Pendant cette période de luttes
constitutionnelles et politiques décisives, Taché reste un homme politique de
second plan. Il parle peu à la chambre, n’ayant pas le don de l’éloquence. Ses
quelques interventions dénoncent surtout la politique du gouvernement qui
néglige, au profit du Haut-Canada, les intérêts du Bas-Canada et, plus
particulièrement, ceux des régions de Québec et de Gaspé.

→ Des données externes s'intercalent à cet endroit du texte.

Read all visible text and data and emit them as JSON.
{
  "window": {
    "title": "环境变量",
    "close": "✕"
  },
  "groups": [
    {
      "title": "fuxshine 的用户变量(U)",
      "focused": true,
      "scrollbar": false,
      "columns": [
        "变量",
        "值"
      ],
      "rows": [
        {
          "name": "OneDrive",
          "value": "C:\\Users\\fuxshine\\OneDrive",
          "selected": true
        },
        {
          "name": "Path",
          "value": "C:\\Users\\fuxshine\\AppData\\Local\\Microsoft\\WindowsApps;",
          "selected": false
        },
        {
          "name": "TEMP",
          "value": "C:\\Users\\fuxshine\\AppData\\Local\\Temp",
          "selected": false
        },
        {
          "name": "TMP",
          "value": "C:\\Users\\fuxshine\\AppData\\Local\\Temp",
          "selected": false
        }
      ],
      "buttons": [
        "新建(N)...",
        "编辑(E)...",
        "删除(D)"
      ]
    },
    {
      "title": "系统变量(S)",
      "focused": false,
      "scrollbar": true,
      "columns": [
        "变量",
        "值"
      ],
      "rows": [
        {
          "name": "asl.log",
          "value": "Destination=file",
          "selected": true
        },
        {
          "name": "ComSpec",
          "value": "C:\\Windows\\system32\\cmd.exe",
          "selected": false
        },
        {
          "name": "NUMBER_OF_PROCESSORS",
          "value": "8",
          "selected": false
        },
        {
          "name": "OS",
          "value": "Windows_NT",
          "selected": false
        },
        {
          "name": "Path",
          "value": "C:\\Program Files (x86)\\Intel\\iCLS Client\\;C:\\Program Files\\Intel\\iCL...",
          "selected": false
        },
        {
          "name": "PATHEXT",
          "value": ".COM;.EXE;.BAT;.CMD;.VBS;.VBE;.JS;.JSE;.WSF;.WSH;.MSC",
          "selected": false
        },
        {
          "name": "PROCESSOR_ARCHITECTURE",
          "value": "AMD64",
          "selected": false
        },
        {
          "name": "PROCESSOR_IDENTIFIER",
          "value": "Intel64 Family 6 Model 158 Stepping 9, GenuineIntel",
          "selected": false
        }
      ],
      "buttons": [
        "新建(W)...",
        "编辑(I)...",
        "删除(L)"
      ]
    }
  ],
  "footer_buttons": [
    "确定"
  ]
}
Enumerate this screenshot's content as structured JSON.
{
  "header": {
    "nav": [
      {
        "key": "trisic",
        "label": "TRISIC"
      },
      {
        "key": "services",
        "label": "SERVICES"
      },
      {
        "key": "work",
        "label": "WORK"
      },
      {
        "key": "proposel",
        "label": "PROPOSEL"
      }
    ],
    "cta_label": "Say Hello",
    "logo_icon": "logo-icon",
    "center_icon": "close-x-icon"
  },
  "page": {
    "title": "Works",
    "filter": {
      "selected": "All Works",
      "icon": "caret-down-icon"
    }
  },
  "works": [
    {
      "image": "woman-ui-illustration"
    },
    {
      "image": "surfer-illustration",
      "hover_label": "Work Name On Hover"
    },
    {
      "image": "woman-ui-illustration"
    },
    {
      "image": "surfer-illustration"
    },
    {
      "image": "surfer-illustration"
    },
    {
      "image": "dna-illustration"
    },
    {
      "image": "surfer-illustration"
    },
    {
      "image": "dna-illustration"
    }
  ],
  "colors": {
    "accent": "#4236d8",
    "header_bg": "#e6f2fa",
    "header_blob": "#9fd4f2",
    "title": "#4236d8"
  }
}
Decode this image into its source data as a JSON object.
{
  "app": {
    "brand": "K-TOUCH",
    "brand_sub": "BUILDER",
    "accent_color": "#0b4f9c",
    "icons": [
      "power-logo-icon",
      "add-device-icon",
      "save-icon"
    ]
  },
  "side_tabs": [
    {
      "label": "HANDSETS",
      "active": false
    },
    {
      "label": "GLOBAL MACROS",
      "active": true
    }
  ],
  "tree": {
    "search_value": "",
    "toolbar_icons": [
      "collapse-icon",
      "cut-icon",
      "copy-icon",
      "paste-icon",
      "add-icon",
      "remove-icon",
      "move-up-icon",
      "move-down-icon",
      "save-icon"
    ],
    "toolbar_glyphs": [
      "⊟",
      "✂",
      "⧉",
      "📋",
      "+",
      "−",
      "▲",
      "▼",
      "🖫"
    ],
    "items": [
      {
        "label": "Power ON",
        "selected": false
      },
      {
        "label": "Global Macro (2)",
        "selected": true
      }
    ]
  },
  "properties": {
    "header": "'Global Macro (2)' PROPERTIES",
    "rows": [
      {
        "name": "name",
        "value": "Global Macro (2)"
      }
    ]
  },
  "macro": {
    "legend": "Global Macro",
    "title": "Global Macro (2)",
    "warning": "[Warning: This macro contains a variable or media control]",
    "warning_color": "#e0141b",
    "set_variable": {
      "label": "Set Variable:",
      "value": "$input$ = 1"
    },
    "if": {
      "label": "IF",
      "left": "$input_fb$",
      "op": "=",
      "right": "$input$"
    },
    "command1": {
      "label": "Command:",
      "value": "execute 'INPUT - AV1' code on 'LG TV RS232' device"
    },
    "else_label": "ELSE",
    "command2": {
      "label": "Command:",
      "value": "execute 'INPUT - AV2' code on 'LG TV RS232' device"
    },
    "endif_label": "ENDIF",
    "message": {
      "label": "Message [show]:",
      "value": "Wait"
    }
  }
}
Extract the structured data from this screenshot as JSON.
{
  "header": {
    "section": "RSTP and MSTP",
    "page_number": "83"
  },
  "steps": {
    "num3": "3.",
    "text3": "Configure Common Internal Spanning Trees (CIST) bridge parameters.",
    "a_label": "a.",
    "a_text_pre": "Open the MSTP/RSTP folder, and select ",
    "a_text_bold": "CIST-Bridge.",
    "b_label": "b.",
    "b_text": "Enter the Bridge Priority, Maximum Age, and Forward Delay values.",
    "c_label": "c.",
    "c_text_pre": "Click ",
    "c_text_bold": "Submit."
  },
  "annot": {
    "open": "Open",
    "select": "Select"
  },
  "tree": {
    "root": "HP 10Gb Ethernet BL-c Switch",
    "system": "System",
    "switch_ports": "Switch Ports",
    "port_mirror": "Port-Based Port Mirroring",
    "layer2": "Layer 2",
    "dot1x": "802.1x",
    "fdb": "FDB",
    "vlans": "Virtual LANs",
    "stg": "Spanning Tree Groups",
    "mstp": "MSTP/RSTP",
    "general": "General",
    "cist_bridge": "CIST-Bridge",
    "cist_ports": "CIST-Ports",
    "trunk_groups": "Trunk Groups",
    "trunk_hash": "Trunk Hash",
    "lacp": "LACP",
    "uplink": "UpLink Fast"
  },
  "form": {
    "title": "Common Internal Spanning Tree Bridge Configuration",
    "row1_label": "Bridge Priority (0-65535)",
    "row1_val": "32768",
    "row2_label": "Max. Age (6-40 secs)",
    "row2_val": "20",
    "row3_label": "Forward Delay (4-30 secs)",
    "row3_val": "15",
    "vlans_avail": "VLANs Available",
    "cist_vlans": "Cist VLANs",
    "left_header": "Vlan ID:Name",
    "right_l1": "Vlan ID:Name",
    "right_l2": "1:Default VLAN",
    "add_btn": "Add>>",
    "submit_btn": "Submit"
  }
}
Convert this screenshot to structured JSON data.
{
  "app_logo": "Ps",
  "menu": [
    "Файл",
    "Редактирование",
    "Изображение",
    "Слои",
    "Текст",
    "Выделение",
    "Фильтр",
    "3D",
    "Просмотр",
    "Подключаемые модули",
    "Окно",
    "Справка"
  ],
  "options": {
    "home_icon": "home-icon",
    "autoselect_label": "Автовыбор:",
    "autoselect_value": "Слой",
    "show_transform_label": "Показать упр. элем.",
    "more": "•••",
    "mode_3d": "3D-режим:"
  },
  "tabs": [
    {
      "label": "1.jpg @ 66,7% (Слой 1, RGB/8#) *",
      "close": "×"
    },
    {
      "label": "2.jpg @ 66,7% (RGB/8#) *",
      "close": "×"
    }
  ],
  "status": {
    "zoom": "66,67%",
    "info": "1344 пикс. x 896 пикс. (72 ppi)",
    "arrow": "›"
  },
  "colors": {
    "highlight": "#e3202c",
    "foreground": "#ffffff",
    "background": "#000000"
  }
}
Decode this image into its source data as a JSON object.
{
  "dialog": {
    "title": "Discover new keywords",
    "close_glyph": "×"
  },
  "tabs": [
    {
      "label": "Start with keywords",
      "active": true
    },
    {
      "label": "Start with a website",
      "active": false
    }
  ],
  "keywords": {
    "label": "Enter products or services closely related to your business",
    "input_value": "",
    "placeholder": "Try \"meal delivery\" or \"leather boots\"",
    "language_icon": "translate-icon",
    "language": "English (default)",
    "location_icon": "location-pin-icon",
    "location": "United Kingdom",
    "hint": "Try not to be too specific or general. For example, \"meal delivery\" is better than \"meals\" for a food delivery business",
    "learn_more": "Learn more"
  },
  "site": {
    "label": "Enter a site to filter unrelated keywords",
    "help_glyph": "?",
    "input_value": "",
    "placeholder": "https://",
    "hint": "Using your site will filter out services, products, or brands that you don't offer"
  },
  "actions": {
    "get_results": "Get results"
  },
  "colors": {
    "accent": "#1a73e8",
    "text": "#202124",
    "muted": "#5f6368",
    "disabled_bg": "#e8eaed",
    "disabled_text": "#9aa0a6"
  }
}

À propos de l’un de
ces discours, sir Thomas Chapais* affirme que Taché se fait « vigoureux et
fortement documenté », ce qui « établit la réputation du député de
Montmagny ».
Mais c’est le discours prononcé le 24 avril 1846,
à l’occasion de la nouvelle loi de la milice, qui a le plus de retentissement.
Alors même que les relations sont tendues entre l’Angleterre et les États-Unis
au sujet de la frontière de l’Oregon, Taché – maintenant colonel – réclame
l’organisation de la milice bas-canadienne, à peu près inexistante depuis les
troubles de 1837–1838. Voulant mettre fin à un débat qui, au lieu d’étudier le
contenu du bill, ne fait que s’attaquer à la loyauté de ses compatriotes,
l’orateur y décrit les Canadiens français en termes forts : « Notre loyauté à
nous n’est pas une loyauté de spéculation, de louis, chelins et deniers : nous
ne l’avons pas constamment sur les lèvres, nous n’en faisons pas un trafic. Nous
sommes dans nos habitudes, par nos lois, par notre religion, [...] monarchistes
et conservateurs. » Il rappelle à l’appui de son affirmation la participation
des Canadiens français aux guerres de 1775 et de 1812, puis fait cette prophétie
qui restera attachée à son nom : « Le dernier coup de canon tiré pour le
maintien de la puissance anglaise en Amérique le sera par un bras canadien. »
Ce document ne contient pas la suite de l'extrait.